Turtle Soup-For Swing Trading
Mithun Radhakrishnan
"Passionate Data Literacy Coach & Technical Trainer | Founder, Mid-Career Self Mastery Hub | Expert in Python, R, Tableau, & Machine Learning | Transforming Careers through Engaging Training Programs."
In the 1980's a group of traders known as the turtles used a system that basically employed a 20-day breakout of prices. If the prices made a new 20-day high, one would buy; if the prices made a new 20-day low one would sell..
It tends to work in the long run if traded on a large basket of markets because there are high odds that something unusal would occur in the market somewhere. The system is very dependent on capturing an extraordinary event or significant trend.

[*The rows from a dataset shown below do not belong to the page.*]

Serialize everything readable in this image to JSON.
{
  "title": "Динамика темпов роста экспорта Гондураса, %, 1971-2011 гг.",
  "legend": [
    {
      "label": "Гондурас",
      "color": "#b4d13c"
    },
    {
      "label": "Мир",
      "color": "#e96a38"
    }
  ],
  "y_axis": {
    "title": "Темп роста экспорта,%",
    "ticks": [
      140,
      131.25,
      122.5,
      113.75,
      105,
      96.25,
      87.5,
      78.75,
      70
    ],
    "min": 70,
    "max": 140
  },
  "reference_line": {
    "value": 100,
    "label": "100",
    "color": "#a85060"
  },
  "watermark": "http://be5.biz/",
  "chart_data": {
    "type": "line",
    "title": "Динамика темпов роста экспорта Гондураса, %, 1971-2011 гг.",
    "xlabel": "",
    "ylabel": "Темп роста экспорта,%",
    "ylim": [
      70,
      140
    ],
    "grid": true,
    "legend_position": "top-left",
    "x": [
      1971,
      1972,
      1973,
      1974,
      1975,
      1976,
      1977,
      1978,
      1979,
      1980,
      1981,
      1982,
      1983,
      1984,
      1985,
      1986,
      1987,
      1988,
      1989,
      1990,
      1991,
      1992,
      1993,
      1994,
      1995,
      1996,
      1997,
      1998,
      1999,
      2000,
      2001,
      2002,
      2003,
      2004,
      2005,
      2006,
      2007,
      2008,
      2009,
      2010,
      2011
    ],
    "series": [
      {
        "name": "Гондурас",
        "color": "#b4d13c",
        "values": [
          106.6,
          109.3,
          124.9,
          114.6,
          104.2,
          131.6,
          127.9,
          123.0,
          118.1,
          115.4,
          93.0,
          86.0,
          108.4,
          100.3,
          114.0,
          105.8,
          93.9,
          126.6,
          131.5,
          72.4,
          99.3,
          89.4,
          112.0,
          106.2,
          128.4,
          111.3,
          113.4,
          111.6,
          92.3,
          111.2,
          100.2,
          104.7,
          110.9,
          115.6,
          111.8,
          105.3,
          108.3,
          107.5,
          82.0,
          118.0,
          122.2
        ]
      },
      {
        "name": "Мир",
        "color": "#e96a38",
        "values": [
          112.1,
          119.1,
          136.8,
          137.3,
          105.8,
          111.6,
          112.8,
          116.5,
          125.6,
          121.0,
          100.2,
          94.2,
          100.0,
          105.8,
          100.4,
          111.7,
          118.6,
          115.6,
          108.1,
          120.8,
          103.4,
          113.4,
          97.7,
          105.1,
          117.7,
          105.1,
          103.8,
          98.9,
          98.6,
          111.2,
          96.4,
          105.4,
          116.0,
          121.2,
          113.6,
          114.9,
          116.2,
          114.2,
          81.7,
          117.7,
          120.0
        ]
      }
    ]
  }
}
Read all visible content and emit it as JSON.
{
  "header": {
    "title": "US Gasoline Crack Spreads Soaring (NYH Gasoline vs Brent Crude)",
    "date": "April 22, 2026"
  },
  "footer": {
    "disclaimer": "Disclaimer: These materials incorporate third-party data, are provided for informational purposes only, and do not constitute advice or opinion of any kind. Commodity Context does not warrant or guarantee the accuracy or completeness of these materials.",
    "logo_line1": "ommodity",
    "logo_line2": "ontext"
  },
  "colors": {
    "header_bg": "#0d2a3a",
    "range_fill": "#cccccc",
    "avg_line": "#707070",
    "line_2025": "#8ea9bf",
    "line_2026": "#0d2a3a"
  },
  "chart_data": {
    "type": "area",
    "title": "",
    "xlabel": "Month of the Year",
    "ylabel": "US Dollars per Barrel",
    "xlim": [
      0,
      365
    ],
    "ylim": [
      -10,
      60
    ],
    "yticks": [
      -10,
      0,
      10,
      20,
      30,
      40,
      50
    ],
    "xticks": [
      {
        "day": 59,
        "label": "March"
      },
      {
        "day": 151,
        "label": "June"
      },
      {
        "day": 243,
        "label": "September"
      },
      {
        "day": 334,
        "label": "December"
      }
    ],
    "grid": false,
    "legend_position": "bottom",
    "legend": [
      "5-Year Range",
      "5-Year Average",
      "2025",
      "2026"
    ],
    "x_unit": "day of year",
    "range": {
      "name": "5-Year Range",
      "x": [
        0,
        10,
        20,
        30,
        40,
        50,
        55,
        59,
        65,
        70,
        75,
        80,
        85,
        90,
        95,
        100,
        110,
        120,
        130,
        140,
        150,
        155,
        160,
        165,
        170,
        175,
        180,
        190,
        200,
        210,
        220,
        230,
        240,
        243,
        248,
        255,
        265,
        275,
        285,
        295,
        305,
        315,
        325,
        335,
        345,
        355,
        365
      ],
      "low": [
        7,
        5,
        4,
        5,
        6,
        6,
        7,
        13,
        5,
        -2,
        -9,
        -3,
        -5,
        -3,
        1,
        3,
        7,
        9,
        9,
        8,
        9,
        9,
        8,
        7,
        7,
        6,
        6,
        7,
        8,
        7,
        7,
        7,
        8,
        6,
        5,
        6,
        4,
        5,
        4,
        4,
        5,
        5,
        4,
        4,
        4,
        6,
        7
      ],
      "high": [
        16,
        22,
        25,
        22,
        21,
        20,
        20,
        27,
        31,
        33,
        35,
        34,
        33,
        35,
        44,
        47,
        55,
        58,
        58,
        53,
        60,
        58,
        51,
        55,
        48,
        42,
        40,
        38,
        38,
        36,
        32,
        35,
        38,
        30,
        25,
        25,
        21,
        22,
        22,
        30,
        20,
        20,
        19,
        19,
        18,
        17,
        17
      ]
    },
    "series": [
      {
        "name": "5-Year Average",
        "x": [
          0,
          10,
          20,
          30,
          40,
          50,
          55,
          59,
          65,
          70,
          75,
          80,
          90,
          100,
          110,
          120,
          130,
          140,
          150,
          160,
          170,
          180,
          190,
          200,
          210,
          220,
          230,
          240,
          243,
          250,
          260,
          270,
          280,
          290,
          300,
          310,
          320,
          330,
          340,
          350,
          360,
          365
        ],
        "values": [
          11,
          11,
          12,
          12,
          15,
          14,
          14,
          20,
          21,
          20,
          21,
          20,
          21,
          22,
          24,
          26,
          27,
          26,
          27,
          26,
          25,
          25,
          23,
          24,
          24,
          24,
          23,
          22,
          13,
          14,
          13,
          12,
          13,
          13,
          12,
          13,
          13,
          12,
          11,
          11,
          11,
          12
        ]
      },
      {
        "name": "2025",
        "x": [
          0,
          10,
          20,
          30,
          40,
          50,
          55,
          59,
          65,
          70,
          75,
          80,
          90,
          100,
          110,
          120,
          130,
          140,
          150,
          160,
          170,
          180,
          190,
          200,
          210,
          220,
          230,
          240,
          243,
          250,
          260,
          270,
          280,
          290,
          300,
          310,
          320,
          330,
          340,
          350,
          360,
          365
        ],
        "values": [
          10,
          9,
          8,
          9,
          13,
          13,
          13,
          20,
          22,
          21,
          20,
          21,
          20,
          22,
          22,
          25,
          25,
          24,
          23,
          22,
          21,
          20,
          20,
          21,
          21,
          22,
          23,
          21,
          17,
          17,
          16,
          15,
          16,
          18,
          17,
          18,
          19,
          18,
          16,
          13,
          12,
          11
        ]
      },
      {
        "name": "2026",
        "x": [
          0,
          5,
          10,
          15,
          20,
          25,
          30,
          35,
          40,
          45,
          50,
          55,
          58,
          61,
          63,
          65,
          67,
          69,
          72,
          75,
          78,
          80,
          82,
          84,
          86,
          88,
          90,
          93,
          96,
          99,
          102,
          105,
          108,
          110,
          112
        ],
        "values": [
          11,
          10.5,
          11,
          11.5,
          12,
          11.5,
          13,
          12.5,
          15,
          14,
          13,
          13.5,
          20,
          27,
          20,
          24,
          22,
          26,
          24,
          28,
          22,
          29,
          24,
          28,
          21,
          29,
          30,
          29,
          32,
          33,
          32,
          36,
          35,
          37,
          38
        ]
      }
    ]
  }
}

However it also tends to have large drawdowns and a low win ratio due to significant number of false breakouts.
This where TURTLE Soup strategy oppurtunity lies.

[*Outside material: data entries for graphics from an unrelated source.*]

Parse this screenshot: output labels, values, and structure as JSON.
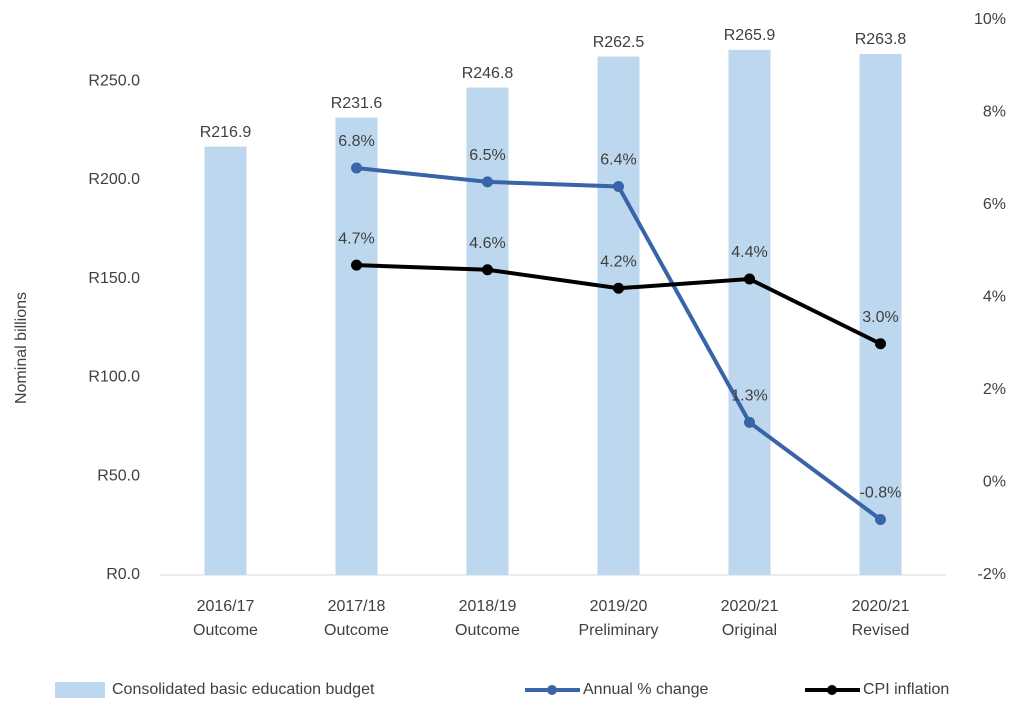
{
  "chart_data": {
    "type": "combo",
    "y_label": "Nominal billions",
    "categories": [
      [
        "2016/17",
        "Outcome"
      ],
      [
        "2017/18",
        "Outcome"
      ],
      [
        "2018/19",
        "Outcome"
      ],
      [
        "2019/20",
        "Preliminary"
      ],
      [
        "2020/21",
        "Original"
      ],
      [
        "2020/21",
        "Revised"
      ]
    ],
    "ylim": [
      0,
      281
    ],
    "yticks": [
      {
        "value": 0,
        "label": "R0.0"
      },
      {
        "value": 50,
        "label": "R50.0"
      },
      {
        "value": 100,
        "label": "R100.0"
      },
      {
        "value": 150,
        "label": "R150.0"
      },
      {
        "value": 200,
        "label": "R200.0"
      },
      {
        "value": 250,
        "label": "R250.0"
      }
    ],
    "y2lim": [
      -2,
      10
    ],
    "y2ticks": [
      {
        "value": -2,
        "label": "-2%"
      },
      {
        "value": 0,
        "label": "0%"
      },
      {
        "value": 2,
        "label": "2%"
      },
      {
        "value": 4,
        "label": "4%"
      },
      {
        "value": 6,
        "label": "6%"
      },
      {
        "value": 8,
        "label": "8%"
      },
      {
        "value": 10,
        "label": "10%"
      }
    ],
    "grid": false,
    "legend": "bottom",
    "series": [
      {
        "name": "Consolidated basic education budget",
        "type": "bar",
        "color": "#bdd7ee",
        "values": [
          216.9,
          231.6,
          246.8,
          262.5,
          265.9,
          263.8
        ],
        "value_labels": [
          "R216.9",
          "R231.6",
          "R246.8",
          "R262.5",
          "R265.9",
          "R263.8"
        ]
      },
      {
        "name": "Annual % change",
        "type": "line",
        "axis": "y2",
        "color": "#3a64a8",
        "values": [
          null,
          6.8,
          6.5,
          6.4,
          1.3,
          -0.8
        ],
        "value_labels": [
          null,
          "6.8%",
          "6.5%",
          "6.4%",
          "1.3%",
          "-0.8%"
        ]
      },
      {
        "name": "CPI inflation",
        "type": "line",
        "axis": "y2",
        "color": "#000000",
        "values": [
          null,
          4.7,
          4.6,
          4.2,
          4.4,
          3.0
        ],
        "value_labels": [
          null,
          "4.7%",
          "4.6%",
          "4.2%",
          "4.4%",
          "3.0%"
        ]
      }
    ]
  }
}
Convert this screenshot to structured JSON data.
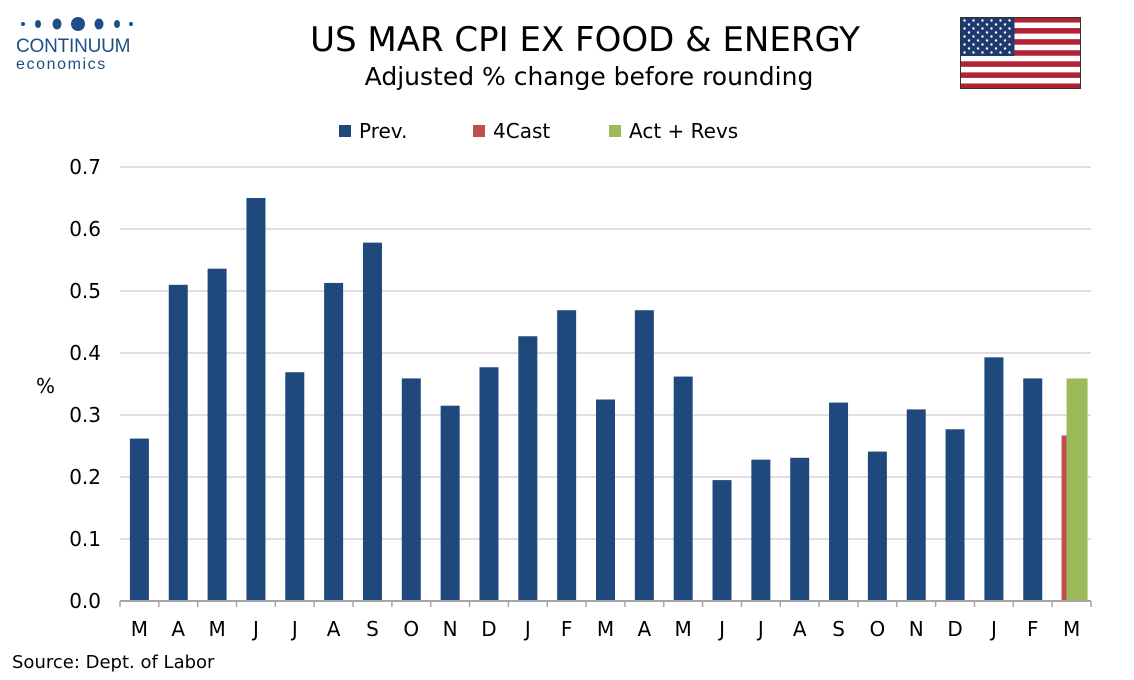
{
  "logo": {
    "name": "CONTINUUM",
    "sub": "economics",
    "color": "#1f4e86"
  },
  "flag": {
    "icon": "us-flag-icon"
  },
  "source": "Source: Dept. of Labor",
  "chart_data": {
    "type": "bar",
    "title": "US MAR CPI EX FOOD & ENERGY",
    "subtitle": "Adjusted % change before rounding",
    "ylabel": "%",
    "xlabel": "",
    "ylim": [
      0,
      0.7
    ],
    "yticks": [
      "0.0",
      "0.1",
      "0.2",
      "0.3",
      "0.4",
      "0.5",
      "0.6",
      "0.7"
    ],
    "grid": true,
    "legend_position": "top",
    "categories": [
      "M",
      "A",
      "M",
      "J",
      "J",
      "A",
      "S",
      "O",
      "N",
      "D",
      "J",
      "F",
      "M",
      "A",
      "M",
      "J",
      "J",
      "A",
      "S",
      "O",
      "N",
      "D",
      "J",
      "F",
      "M"
    ],
    "series": [
      {
        "name": "Prev.",
        "color": "#1f497d",
        "values": [
          0.262,
          0.51,
          0.536,
          0.65,
          0.369,
          0.513,
          0.578,
          0.359,
          0.315,
          0.377,
          0.427,
          0.469,
          0.325,
          0.469,
          0.362,
          0.195,
          0.228,
          0.231,
          0.32,
          0.241,
          0.309,
          0.277,
          0.393,
          0.359,
          null
        ]
      },
      {
        "name": "4Cast",
        "color": "#c0504d",
        "values": [
          null,
          null,
          null,
          null,
          null,
          null,
          null,
          null,
          null,
          null,
          null,
          null,
          null,
          null,
          null,
          null,
          null,
          null,
          null,
          null,
          null,
          null,
          null,
          null,
          0.267
        ]
      },
      {
        "name": "Act + Revs",
        "color": "#9bbb59",
        "values": [
          null,
          null,
          null,
          null,
          null,
          null,
          null,
          null,
          null,
          null,
          null,
          null,
          null,
          null,
          null,
          null,
          null,
          null,
          null,
          null,
          null,
          null,
          null,
          null,
          0.359
        ]
      }
    ]
  }
}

This method identifies those times when a breakout is false and tend to trade for a reversal.
Here are the rules:
For Buys (for Sells are reversed)
- Today must make a new 20-day low, the lower the better.

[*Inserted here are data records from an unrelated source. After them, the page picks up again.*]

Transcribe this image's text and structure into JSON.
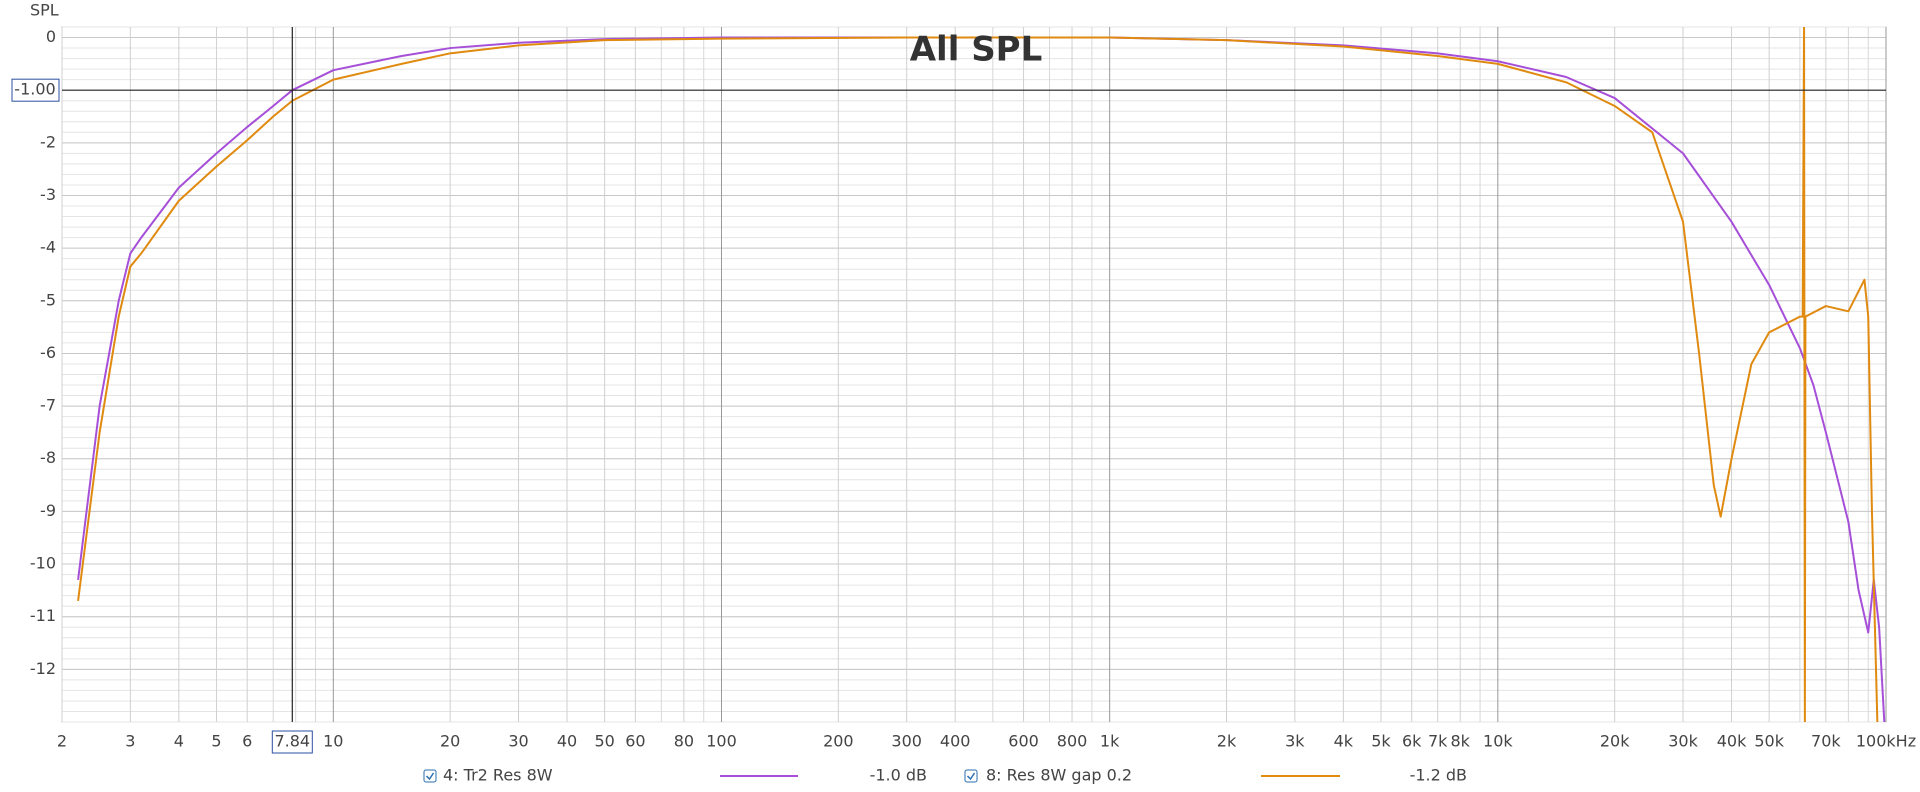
{
  "chart_data": {
    "type": "line",
    "title": "All SPL",
    "y_label": "SPL",
    "log_x": true,
    "xlim": [
      2,
      100000
    ],
    "ylim": [
      -13,
      0.2
    ],
    "xticks": [
      2,
      3,
      4,
      5,
      6,
      10,
      20,
      30,
      40,
      50,
      60,
      80,
      100,
      200,
      300,
      400,
      600,
      800,
      {
        "value": 1000,
        "label": "1k"
      },
      {
        "value": 2000,
        "label": "2k"
      },
      {
        "value": 3000,
        "label": "3k"
      },
      {
        "value": 4000,
        "label": "4k"
      },
      {
        "value": 5000,
        "label": "5k"
      },
      {
        "value": 6000,
        "label": "6k"
      },
      {
        "value": 7000,
        "label": "7k"
      },
      {
        "value": 8000,
        "label": "8k"
      },
      {
        "value": 10000,
        "label": "10k"
      },
      {
        "value": 20000,
        "label": "20k"
      },
      {
        "value": 30000,
        "label": "30k"
      },
      {
        "value": 40000,
        "label": "40k"
      },
      {
        "value": 50000,
        "label": "50k"
      },
      {
        "value": 70000,
        "label": "70k"
      },
      {
        "value": 100000,
        "label": "100kHz"
      }
    ],
    "x_minor_grid": [
      7,
      8,
      9,
      70,
      90,
      500,
      700,
      900,
      9000,
      60000,
      80000,
      90000
    ],
    "yticks": [
      0,
      -2,
      -3,
      -4,
      -5,
      -6,
      -7,
      -8,
      -9,
      -10,
      -11,
      -12
    ],
    "y_minor_step": 0.2,
    "grid": true,
    "cursor": {
      "x": {
        "value": 7.84,
        "label": "7.84"
      },
      "y": {
        "value": -1,
        "label": "-1.00"
      }
    },
    "series": [
      {
        "name": "4: Tr2 Res 8W",
        "color": "#a64fd8",
        "readout_label": "-1.0 dB",
        "x": [
          2.2,
          2.5,
          2.8,
          3.0,
          3.2,
          4,
          5,
          6,
          7,
          7.84,
          10,
          15,
          20,
          30,
          50,
          100,
          300,
          1000,
          2000,
          4000,
          7000,
          10000,
          15000,
          20000,
          30000,
          40000,
          50000,
          60000,
          65000,
          70000,
          80000,
          85000,
          90000,
          93000,
          96000,
          99000
        ],
        "values": [
          -10.3,
          -7,
          -5,
          -4.1,
          -3.8,
          -2.85,
          -2.2,
          -1.7,
          -1.3,
          -1.0,
          -0.62,
          -0.35,
          -0.2,
          -0.1,
          -0.03,
          0,
          0,
          0,
          -0.05,
          -0.15,
          -0.3,
          -0.45,
          -0.75,
          -1.15,
          -2.2,
          -3.5,
          -4.7,
          -5.9,
          -6.6,
          -7.5,
          -9.2,
          -10.5,
          -11.3,
          -10.3,
          -11.2,
          -13
        ]
      },
      {
        "name": "8: Res 8W gap 0.2",
        "color": "#e08a10",
        "readout_label": "-1.2 dB",
        "x": [
          2.2,
          2.5,
          2.8,
          3.0,
          3.2,
          4,
          5,
          6,
          7,
          7.84,
          10,
          15,
          20,
          30,
          50,
          100,
          300,
          1000,
          2000,
          4000,
          7000,
          10000,
          15000,
          20000,
          25000,
          30000,
          33000,
          36000,
          37500,
          40000,
          45000,
          50000,
          60000,
          61000,
          61500,
          61800,
          62000,
          70000,
          80000,
          88000,
          90000,
          92000,
          95000
        ],
        "values": [
          -10.7,
          -7.5,
          -5.3,
          -4.35,
          -4.1,
          -3.1,
          -2.45,
          -1.95,
          -1.5,
          -1.2,
          -0.8,
          -0.5,
          -0.3,
          -0.15,
          -0.05,
          -0.02,
          0,
          0,
          -0.05,
          -0.17,
          -0.35,
          -0.5,
          -0.85,
          -1.3,
          -1.8,
          -3.5,
          -6,
          -8.5,
          -9.1,
          -8,
          -6.2,
          -5.6,
          -5.3,
          -5.3,
          0.2,
          -13,
          -5.3,
          -5.1,
          -5.2,
          -4.6,
          -5.3,
          -9,
          -13
        ]
      }
    ]
  }
}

- The previous 20-day low must have occurred at least 4 trading session earlier.
- After the market falls below the prior 20-day low, place an entry buy stop 5-10 ticks above the previous 20-day low. This buy is only for today.
- If this buy stop gets filled, immediately place a good till cancelled stop-loss sell one tick under today's low.
- As the position becomes profitable, use a trailing stop to prevent giving back profits.
Some trades will last 2 or 3 hours and some will last a few days. Its basically trading reversals.
Strategy developed and traded by L.A. Connors and L.B. Raschke.